His key criticism is that the technology is designed and marketed with bosses in mind, and the rights and experiences of the worker are ignored.
He said it stems from a demand for ever-greater profits, productivity and efficiency where employees are seen as assets, not people.
And he doesn’t give any credence to the idea that workers are on company time and therefore it’s no different to being watched by a boss in an office.
“I don’t think it holds up because we’re talking about a difference in both degree and type,” he said.
“That’s exactly what these tools are, they’re a way to turn that kind of white-collar office work into that kind of digital cage.”
Mr Makhanev from Controlio said he understood the concerns, but added that software like his allowed the employee to switch it off.
“So it has no issue with privacy because if you are doing something for your job you should start this program, just to prove that you’re online … but you can start and stop manually,” he said.
‘A strong need for law reform’
Philosophical differences aside, there remain concerns around how these programs are regulated — particularly given many companies are based overseas.
Mr Makhanev said Controlio, which is based in New York, stored a user’s data for six months and didn’t sell the information to any third party.
He added it was only accessible by the customer and not even Controlio staff could see it.
Yet Maurice Blackburn employment lawyer Kamal Farouque warns Australian employers to tread carefully.
“There’s certainly Commonwealth laws which regulate the transfer and retention of private information in overseas locations, and so employers would have to be very cautious that they are complying with those requirements,” he said.
“The use of that information might, in a practical sense, be beyond the oversight and regulation of Australian law.”
More broadly, he said Australian regulations hadn’t kept pace with this sort of employee-monitoring technology.
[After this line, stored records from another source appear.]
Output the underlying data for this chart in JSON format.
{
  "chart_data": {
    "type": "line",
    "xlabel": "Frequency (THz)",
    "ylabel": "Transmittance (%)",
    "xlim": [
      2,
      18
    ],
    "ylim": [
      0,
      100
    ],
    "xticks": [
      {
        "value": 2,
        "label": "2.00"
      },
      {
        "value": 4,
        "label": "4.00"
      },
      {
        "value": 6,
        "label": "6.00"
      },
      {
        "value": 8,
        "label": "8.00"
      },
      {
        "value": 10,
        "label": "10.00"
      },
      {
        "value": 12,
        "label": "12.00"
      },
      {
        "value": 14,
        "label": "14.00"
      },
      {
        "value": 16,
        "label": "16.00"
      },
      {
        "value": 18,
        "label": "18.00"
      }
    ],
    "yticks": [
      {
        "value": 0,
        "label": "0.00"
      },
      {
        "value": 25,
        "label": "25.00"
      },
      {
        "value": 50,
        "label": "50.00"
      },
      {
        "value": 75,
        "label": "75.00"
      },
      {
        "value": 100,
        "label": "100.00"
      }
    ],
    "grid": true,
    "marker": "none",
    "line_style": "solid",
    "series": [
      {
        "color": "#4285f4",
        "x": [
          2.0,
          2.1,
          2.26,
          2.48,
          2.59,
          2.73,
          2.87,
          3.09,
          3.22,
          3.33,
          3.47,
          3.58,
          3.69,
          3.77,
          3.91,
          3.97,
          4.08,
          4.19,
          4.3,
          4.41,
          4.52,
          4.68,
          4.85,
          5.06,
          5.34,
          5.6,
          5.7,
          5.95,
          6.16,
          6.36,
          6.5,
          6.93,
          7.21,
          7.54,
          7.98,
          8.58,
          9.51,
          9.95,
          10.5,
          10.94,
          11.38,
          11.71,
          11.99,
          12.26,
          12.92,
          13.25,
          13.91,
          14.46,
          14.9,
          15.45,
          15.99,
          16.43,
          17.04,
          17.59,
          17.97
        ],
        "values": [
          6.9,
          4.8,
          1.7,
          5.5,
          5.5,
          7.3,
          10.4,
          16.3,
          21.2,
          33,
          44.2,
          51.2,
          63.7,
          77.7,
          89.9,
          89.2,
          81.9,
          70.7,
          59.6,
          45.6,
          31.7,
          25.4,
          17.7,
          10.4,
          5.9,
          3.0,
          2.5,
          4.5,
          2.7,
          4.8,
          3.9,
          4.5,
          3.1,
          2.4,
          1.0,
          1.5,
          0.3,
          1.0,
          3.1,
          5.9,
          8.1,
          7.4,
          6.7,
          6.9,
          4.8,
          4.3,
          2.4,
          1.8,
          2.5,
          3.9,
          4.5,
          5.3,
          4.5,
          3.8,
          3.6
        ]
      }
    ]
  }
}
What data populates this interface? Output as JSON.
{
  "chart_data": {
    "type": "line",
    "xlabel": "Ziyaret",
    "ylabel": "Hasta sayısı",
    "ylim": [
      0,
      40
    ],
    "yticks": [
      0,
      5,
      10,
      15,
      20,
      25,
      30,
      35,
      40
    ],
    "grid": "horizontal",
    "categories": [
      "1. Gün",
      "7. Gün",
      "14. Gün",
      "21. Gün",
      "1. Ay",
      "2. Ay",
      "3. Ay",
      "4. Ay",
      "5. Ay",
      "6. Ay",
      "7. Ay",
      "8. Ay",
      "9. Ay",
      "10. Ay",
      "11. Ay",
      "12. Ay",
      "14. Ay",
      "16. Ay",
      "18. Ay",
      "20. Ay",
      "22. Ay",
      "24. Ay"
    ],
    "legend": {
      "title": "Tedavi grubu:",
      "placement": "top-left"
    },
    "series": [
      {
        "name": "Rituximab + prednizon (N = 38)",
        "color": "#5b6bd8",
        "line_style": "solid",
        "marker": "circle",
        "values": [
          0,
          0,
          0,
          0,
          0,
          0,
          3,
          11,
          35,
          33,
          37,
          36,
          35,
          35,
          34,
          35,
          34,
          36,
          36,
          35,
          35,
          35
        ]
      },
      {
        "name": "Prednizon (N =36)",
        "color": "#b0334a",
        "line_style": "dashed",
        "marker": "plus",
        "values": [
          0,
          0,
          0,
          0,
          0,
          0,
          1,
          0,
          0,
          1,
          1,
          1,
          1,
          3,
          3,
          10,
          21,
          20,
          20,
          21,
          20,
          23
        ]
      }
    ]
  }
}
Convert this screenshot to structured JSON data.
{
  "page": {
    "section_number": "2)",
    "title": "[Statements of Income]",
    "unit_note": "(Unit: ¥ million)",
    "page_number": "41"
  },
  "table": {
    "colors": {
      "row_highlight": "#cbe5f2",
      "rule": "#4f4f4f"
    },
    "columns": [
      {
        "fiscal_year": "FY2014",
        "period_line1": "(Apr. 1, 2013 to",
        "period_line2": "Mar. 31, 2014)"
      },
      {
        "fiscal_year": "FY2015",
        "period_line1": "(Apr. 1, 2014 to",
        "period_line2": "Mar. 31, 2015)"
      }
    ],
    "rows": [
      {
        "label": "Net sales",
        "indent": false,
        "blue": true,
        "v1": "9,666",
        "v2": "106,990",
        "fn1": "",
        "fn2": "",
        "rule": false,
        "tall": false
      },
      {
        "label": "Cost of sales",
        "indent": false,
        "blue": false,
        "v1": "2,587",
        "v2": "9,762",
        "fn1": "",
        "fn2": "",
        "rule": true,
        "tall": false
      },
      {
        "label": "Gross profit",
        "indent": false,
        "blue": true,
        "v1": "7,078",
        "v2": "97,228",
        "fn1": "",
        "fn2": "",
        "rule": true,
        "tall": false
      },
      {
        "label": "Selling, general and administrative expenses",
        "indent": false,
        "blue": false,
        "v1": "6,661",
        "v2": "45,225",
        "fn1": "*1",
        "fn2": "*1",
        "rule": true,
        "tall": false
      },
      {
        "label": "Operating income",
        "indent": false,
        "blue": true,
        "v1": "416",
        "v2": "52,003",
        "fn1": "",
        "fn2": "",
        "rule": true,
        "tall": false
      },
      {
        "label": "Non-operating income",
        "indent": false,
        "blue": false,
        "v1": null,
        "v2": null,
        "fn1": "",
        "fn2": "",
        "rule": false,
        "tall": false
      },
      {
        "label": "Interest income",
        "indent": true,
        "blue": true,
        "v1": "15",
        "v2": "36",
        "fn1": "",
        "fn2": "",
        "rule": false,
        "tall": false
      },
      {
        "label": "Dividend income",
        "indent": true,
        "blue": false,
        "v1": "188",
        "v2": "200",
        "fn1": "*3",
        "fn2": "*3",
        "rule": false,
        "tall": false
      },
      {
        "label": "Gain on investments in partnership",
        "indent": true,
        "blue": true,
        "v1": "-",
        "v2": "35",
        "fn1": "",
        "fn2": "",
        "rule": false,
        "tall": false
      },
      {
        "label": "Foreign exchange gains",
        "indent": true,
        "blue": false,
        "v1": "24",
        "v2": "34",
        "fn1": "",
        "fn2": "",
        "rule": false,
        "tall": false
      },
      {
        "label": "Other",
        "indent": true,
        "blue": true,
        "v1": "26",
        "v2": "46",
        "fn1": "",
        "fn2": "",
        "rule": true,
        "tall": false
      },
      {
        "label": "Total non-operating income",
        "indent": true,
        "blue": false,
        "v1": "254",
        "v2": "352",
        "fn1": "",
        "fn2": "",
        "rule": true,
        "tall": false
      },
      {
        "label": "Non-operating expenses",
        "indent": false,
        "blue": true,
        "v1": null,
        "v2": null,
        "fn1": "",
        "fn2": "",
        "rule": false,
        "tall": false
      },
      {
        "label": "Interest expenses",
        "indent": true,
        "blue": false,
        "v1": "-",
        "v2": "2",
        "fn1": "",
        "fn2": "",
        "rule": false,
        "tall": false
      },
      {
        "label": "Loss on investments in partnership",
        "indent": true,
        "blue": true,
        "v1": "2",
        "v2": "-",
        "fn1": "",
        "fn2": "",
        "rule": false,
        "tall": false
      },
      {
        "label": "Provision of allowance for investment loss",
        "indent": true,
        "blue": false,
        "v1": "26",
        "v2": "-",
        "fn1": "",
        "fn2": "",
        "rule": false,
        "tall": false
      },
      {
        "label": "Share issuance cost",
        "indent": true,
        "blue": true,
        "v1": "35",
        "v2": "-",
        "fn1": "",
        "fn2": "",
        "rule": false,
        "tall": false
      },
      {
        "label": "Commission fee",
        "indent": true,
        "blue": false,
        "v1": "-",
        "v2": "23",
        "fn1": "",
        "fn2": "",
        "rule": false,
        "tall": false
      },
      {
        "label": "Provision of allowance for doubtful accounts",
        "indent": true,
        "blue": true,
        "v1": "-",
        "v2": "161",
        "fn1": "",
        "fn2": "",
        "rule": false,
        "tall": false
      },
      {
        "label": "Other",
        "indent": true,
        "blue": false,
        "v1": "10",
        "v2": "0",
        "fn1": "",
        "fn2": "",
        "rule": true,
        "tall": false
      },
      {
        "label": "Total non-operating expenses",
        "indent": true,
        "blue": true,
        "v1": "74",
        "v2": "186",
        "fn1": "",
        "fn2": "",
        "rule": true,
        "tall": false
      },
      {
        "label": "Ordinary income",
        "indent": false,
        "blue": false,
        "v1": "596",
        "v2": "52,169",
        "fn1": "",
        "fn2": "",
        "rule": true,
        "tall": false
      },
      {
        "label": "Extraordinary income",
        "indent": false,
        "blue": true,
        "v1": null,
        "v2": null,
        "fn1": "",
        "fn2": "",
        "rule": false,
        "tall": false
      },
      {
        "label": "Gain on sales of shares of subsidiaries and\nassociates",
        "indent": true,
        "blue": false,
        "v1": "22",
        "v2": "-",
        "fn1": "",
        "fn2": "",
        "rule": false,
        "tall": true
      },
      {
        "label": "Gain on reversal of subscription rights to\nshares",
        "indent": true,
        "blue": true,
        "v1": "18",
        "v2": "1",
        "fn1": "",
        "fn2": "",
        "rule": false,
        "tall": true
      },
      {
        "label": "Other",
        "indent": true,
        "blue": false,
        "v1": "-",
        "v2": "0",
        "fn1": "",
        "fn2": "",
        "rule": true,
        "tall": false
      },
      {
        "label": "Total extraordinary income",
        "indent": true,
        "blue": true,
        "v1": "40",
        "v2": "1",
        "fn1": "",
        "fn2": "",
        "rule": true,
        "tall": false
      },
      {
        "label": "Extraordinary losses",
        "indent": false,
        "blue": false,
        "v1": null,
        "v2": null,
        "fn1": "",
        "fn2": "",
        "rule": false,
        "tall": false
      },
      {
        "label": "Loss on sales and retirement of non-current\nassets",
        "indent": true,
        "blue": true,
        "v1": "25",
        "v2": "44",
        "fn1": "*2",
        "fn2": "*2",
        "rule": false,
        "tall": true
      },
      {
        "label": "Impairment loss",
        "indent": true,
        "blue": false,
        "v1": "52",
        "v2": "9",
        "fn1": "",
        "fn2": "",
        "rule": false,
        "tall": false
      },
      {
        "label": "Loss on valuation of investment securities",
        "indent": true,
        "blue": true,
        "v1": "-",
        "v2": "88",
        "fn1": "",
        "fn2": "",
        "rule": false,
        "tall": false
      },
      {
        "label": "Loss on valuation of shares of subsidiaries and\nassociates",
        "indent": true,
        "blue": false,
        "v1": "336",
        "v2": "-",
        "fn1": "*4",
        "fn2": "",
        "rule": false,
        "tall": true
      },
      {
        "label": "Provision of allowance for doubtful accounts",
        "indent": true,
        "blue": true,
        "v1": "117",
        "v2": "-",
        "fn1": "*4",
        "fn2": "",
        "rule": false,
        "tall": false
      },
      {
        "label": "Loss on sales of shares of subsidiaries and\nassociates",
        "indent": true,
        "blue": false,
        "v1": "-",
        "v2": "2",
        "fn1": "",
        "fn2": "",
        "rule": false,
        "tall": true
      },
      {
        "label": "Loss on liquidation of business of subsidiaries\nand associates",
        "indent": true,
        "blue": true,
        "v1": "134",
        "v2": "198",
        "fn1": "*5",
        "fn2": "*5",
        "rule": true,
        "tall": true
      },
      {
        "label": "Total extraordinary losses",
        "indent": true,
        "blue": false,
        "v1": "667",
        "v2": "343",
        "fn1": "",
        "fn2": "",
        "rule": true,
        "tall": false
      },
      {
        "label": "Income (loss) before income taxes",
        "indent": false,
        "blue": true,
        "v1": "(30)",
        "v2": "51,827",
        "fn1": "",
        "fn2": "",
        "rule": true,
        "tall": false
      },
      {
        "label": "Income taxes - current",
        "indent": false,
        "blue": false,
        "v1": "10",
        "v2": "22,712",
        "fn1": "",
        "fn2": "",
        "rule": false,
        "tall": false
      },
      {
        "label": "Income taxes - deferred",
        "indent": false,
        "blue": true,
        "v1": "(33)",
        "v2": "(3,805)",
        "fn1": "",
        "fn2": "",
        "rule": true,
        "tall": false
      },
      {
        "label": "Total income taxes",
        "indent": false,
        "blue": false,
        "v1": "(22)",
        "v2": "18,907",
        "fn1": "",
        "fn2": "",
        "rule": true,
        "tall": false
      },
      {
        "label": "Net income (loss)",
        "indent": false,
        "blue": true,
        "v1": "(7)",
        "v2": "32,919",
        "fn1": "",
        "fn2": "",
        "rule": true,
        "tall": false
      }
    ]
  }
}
“Categorically, definitely not,” he said.
Mr Farouque said there was a “complicated web” of federal and state laws around employee monitoring and many were not specifically directed at this sort of software.
He added that employers should carefully consider the particular enterprise agreements of their staff before bringing in new tracking software.
“There is a really strong need for law reform in this area,” he said.
“Particularly in a situation where now the line between work and home is being blurred.
“That trend is likely to obviously continue even post COVID-19.”